The nurse may sometimes develop feelings of helplessness and insecurity because of her unrealistic expectations of herself. The complex role we play in management of the terminally ill sometimes may lead the nurse to think she should be all things to all people — the doctors ‘handmaiden’ the patients advocate, the families sounding board. Sometimes nurses can become over involved, infringing on the autonomy of the patient and the family (Scanlon, 1989) and must be aware of when to withdraw. At times when caring for a patient with uncontrollable physical or emotional pain the nurse may feel herself to be a failure. Add to this the likelihood of inadequate resources and staffing, staff conflict and role conflict and there is a pretty good recipe for stress. Abraham and Shandley (1992) list five main sources of work stress. These being: 1. Work overload, 2. Difficulties relating to other staff, 3. Difficulties involved in nursing critically ill patients 4.concerns over patient treatment and 5. Nursing patients who fail to improve.

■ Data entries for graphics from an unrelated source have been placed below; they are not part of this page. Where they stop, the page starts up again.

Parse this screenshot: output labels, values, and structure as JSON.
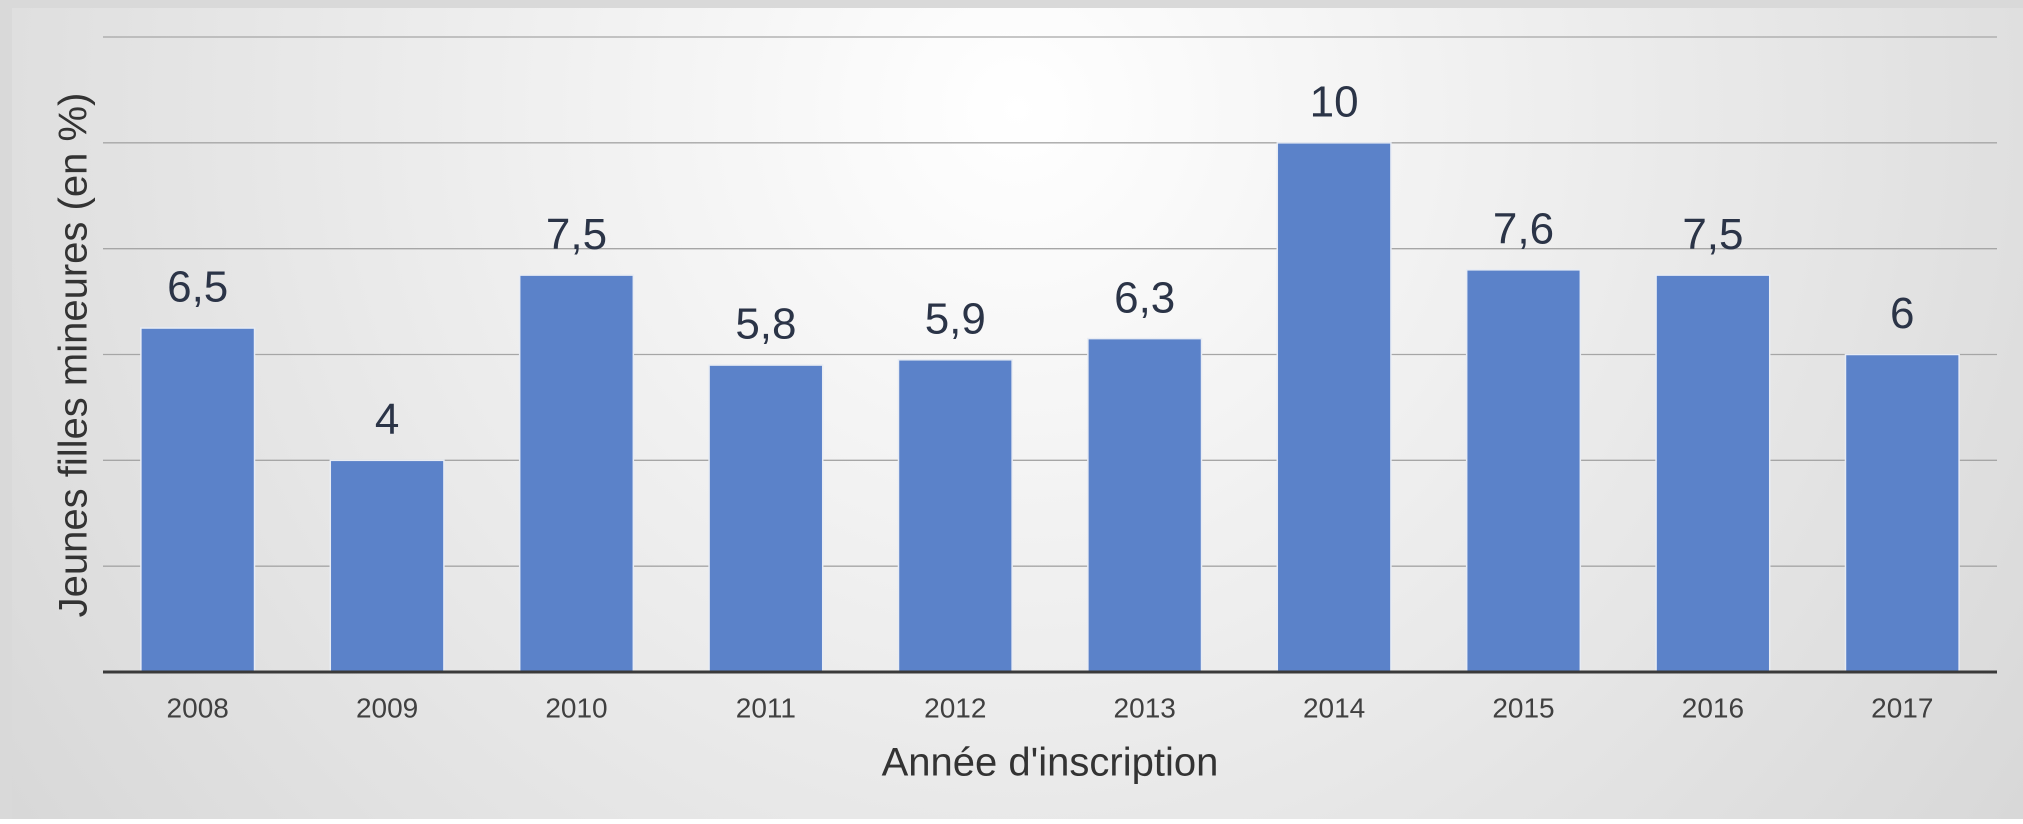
{
  "chart_data": {
    "type": "bar",
    "x_label": "Année d'inscription",
    "y_label": "Jeunes filles mineures (en %)",
    "categories": [
      "2008",
      "2009",
      "2010",
      "2011",
      "2012",
      "2013",
      "2014",
      "2015",
      "2016",
      "2017"
    ],
    "values": [
      6.5,
      4,
      7.5,
      5.8,
      5.9,
      6.3,
      10,
      7.6,
      7.5,
      6
    ],
    "value_labels": [
      "6,5",
      "4",
      "7,5",
      "5,8",
      "5,9",
      "6,3",
      "10",
      "7,6",
      "7,5",
      "6"
    ],
    "color": "#5b82c9",
    "ylim": [
      0,
      12
    ],
    "yticks": [
      0,
      2,
      4,
      6,
      8,
      10,
      12
    ],
    "grid": true
  }
}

This again emphasises the fact that nurses specialising in palliative care are likely to suffer high levels of stress.


To help cope with these high demands and continue to maintain the delicate balance between what the patients want and what the health professionals think the patient needs, nurses need to arm themselves with expert knowledge of symptom control, and be well aware of ethical issues related to palliative care. Nurses also need to maintain open active communication with their peers and other members of the facility. We must also realize that even if we do not influence a situation or supply an answer to all needs and if our patients do not maintain total autonomy, it is enough that we have been with them, supporting them as best we can in their journey to the end of their life.